Wat er de afgelopen tijd allemaal met een spoedgang verboden is door de overheid, is gedaan via noodverordeningen die ook nog per veiligheidsregio verschillen. Niet door wetten. Noodverordeningen gaan echter niet boven de Grondwet. Gebeurt dat wel dan hebben we echt een ander soort situatie, waar mijn ouders me in mijn jeugd nog over hebben bijgepraat. Dat soort bestuur moeten we niet willen.

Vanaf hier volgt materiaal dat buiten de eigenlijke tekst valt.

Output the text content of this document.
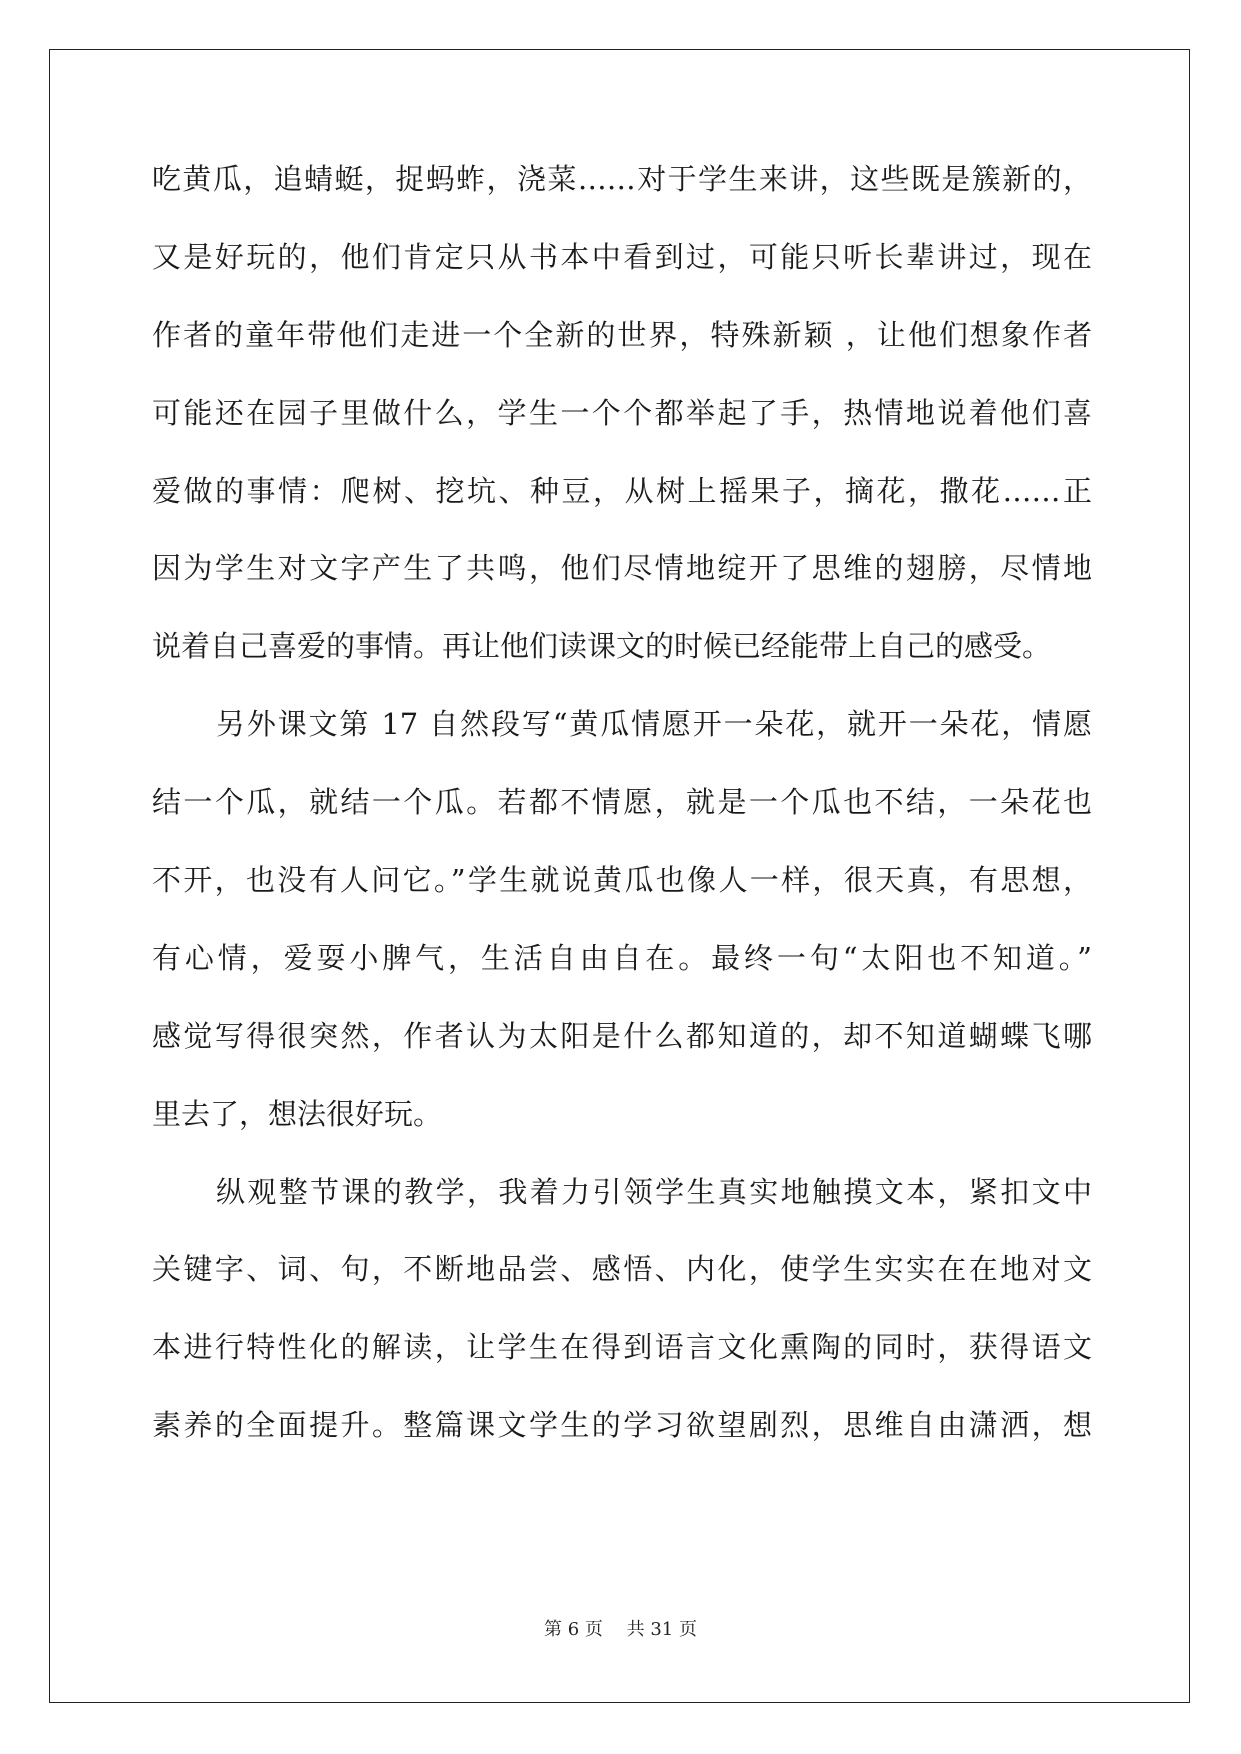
吃黄瓜，追蜻蜓，捉蚂蚱，浇菜……对于学生来讲，这些既是簇新的，
又是好玩的，他们肯定只从书本中看到过，可能只听长辈讲过，现在
作者的童年带他们走进一个全新的世界，特殊新颖 ，让他们想象作者
可能还在园子里做什么，学生一个个都举起了手，热情地说着他们喜
爱做的事情：爬树、挖坑、种豆，从树上摇果子，摘花，撒花……正
因为学生对文字产生了共鸣，他们尽情地绽开了思维的翅膀，尽情地
说着自己喜爱的事情。再让他们读课文的时候已经能带上自己的感受。
另外课文第 17 自然段写“黄瓜情愿开一朵花，就开一朵花，情愿
结一个瓜，就结一个瓜。若都不情愿，就是一个瓜也不结，一朵花也
不开，也没有人问它。”学生就说黄瓜也像人一样，很天真，有思想，
有心情，爱耍小脾气，生活自由自在。最终一句“太阳也不知道。”
感觉写得很突然，作者认为太阳是什么都知道的，却不知道蝴蝶飞哪
里去了，想法很好玩。
纵观整节课的教学，我着力引领学生真实地触摸文本，紧扣文中
关键字、词、句，不断地品尝、感悟、内化，使学生实实在在地对文
本进行特性化的解读，让学生在得到语言文化熏陶的同时，获得语文
素养的全面提升。整篇课文学生的学习欲望剧烈，思维自由潇洒，想
第 6 页　 共 31 页
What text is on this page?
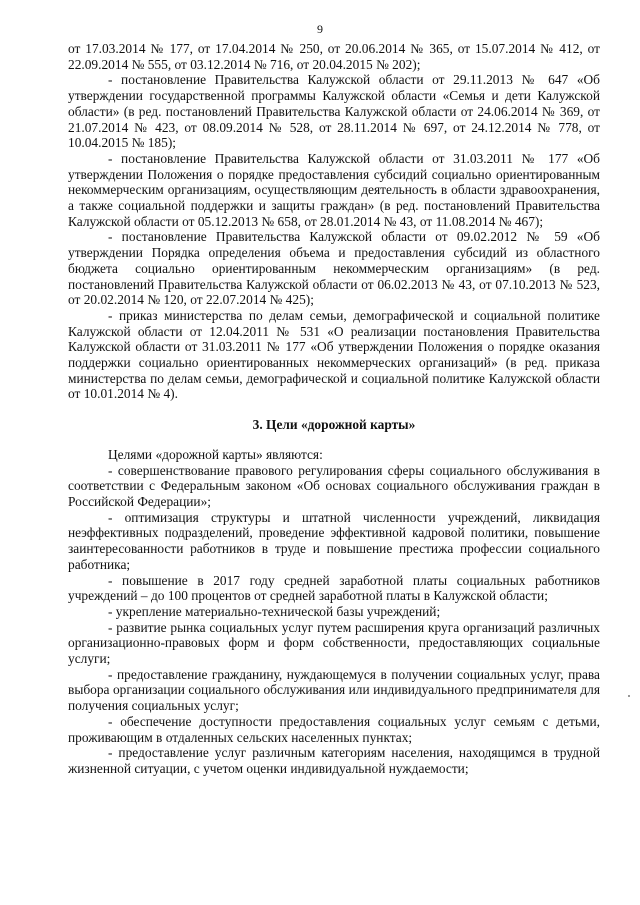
9

от 17.03.2014 № 177, от 17.04.2014 № 250, от 20.06.2014 № 365, от 15.07.2014 № 412, от 22.09.2014 № 555, от 03.12.2014 № 716, от 20.04.2015 № 202);

- постановление Правительства Калужской области от 29.11.2013 № 647 «Об утверждении государственной программы Калужской области «Семья и дети Калужской области» (в ред. постановлений Правительства Калужской области от 24.06.2014 № 369, от 21.07.2014 № 423, от 08.09.2014 № 528, от 28.11.2014 № 697, от 24.12.2014 № 778, от 10.04.2015 № 185);

- постановление Правительства Калужской области от 31.03.2011 № 177 «Об утверждении Положения о порядке предоставления субсидий социально ориентированным некоммерческим организациям, осуществляющим деятельность в области здравоохранения, а также социальной поддержки и защиты граждан» (в ред. постановлений Правительства Калужской области от 05.12.2013 № 658, от 28.01.2014 № 43, от 11.08.2014 № 467);

- постановление Правительства Калужской области от 09.02.2012 № 59 «Об утверждении Порядка определения объема и предоставления субсидий из областного бюджета социально ориентированным некоммерческим организациям» (в ред. постановлений Правительства Калужской области от 06.02.2013 № 43, от 07.10.2013 № 523, от 20.02.2014 № 120, от 22.07.2014 № 425);

- приказ министерства по делам семьи, демографической и социальной политике Калужской области от 12.04.2011 № 531 «О реализации постановления Правительства Калужской области от 31.03.2011 № 177 «Об утверждении Положения о порядке оказания поддержки социально ориентированных некоммерческих организаций» (в ред. приказа министерства по делам семьи, демографической и социальной политике Калужской области от 10.01.2014 № 4).

3. Цели «дорожной карты»

Целями «дорожной карты» являются:

- совершенствование правового регулирования сферы социального обслуживания в соответствии с Федеральным законом «Об основах социального обслуживания граждан в Российской Федерации»;

- оптимизация структуры и штатной численности учреждений, ликвидация неэффективных подразделений, проведение эффективной кадровой политики, повышение заинтересованности работников в труде и повышение престижа профессии социального работника;

- повышение в 2017 году средней заработной платы социальных работников учреждений – до 100 процентов от средней заработной платы в Калужской области;

- укрепление материально-технической базы учреждений;

- развитие рынка социальных услуг путем расширения круга организаций различных организационно-правовых форм и форм собственности, предоставляющих социальные услуги;

- предоставление гражданину, нуждающемуся в получении социальных услуг, права выбора организации социального обслуживания или индивидуального предпринимателя для получения социальных услуг;

- обеспечение доступности предоставления социальных услуг семьям с детьми, проживающим в отдаленных сельских населенных пунктах;

- предоставление услуг различным категориям населения, находящимся в трудной жизненной ситуации, с учетом оценки индивидуальной нуждаемости;
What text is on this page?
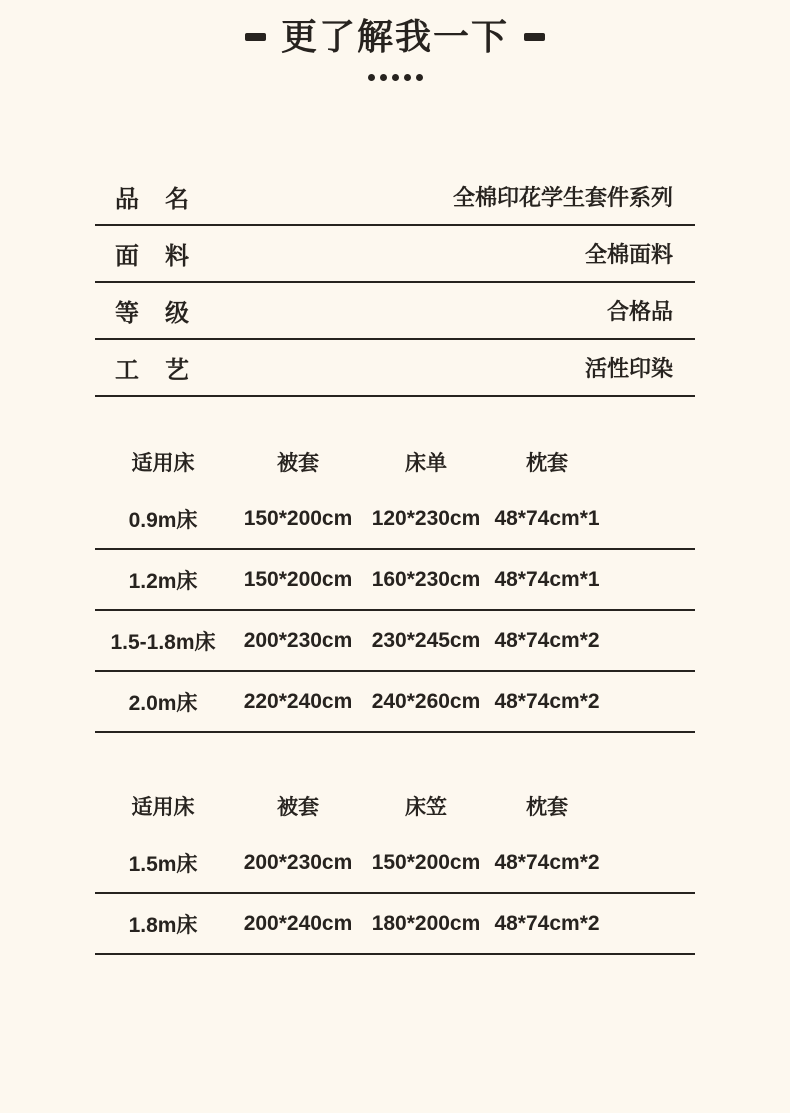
更了解我一下
品　名	全棉印花学生套件系列
面　料	全棉面料
等　级	合格品
工　艺	活性印染
适用床	被套	床单	枕套
0.9m床	150*200cm 120*230cm 48*74cm*1
1.2m床	150*200cm 160*230cm 48*74cm*1
1.5-1.8m床	200*230cm 230*245cm 48*74cm*2
2.0m床	220*240cm 240*260cm 48*74cm*2
适用床	被套	床笠	枕套
1.5m床	200*230cm 150*200cm 48*74cm*2
1.8m床	200*240cm 180*200cm 48*74cm*2
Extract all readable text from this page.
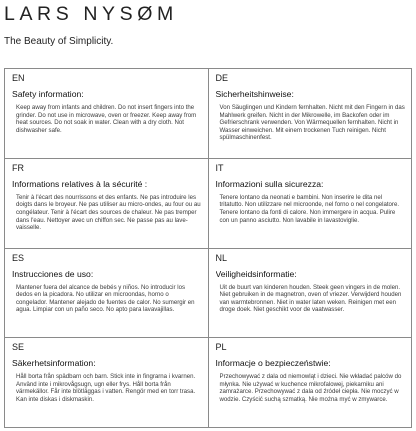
LARS NYSØM
The Beauty of Simplicity.
EN
Safety information:
Keep away from infants and children. Do not insert fingers into the grinder. Do not use in microwave, oven or freezer. Keep away from heat sources. Do not soak in water. Clean with a dry cloth. Not dishwasher safe.
DE
Sicherheitshinweise:
Von Säuglingen und Kindern fernhalten. Nicht mit den Fingern in das Mahlwerk greifen. Nicht in der Mikrowelle, im Backofen oder im Gefrierschrank verwenden. Von Wärmequellen fernhalten. Nicht in Wasser einweichen. Mit einem trockenen Tuch reinigen. Nicht spülmaschinenfest.
FR
Informations relatives à la sécurité :
Tenir à l'écart des nourrissons et des enfants. Ne pas introduire les doigts dans le broyeur. Ne pas utiliser au micro-ondes, au four ou au congélateur. Tenir à l'écart des sources de chaleur. Ne pas tremper dans l'eau. Nettoyer avec un chiffon sec. Ne passe pas au lave-vaisselle.
IT
Informazioni sulla sicurezza:
Tenere lontano da neonati e bambini. Non inserire le dita nel tritatutto. Non utilizzare nel microonde, nel forno o nel congelatore. Tenere lontano da fonti di calore. Non immergere in acqua. Pulire con un panno asciutto. Non lavabile in lavastoviglie.
ES
Instrucciones de uso:
Mantener fuera del alcance de bebés y niños. No introducir los dedos en la picadora. No utilizar en microondas, horno o congelador. Mantener alejado de fuentes de calor. No sumergir en agua. Limpiar con un paño seco. No apto para lavavajillas.
NL
Veiligheidsinformatie:
Uit de buurt van kinderen houden. Steek geen vingers in de molen. Niet gebruiken in de magnetron, oven of vriezer. Verwijderd houden van warmtebronnen. Niet in water laten weken. Reinigen met een droge doek. Niet geschikt voor de vaatwasser.
SE
Säkerhetsinformation:
Håll borta från spädbarn och barn. Stick inte in fingrarna i kvarnen. Använd inte i mikrovågsugn, ugn eller frys. Håll borta från värmekällor. Får inte blötläggas i vatten. Rengör med en torr trasa. Kan inte diskas i diskmaskin.
PL
Informacje o bezpieczeństwie:
Przechowywać z dala od niemowląt i dzieci. Nie wkładać palców do młynka. Nie używać w kuchence mikrofalowej, piekarniku ani zamrażarce. Przechowywać z dala od źródeł ciepła. Nie moczyć w wodzie. Czyścić suchą szmatką. Nie można myć w zmywarce.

Begrijpt u me niet verkeerd, ik begrijp ook de situatie waarin ons land terecht is gekomen. Na wat zoeken bleek me dat meerdere deskundigen, hoogleraren, enzovoorts, van mening zijn dat de huidige situatie voor korte tijd misschien wel te aanvaarden is, maar vooral niet te lang moet duren. Ook de Raad van State is nu kritisch. Ik deel die visie.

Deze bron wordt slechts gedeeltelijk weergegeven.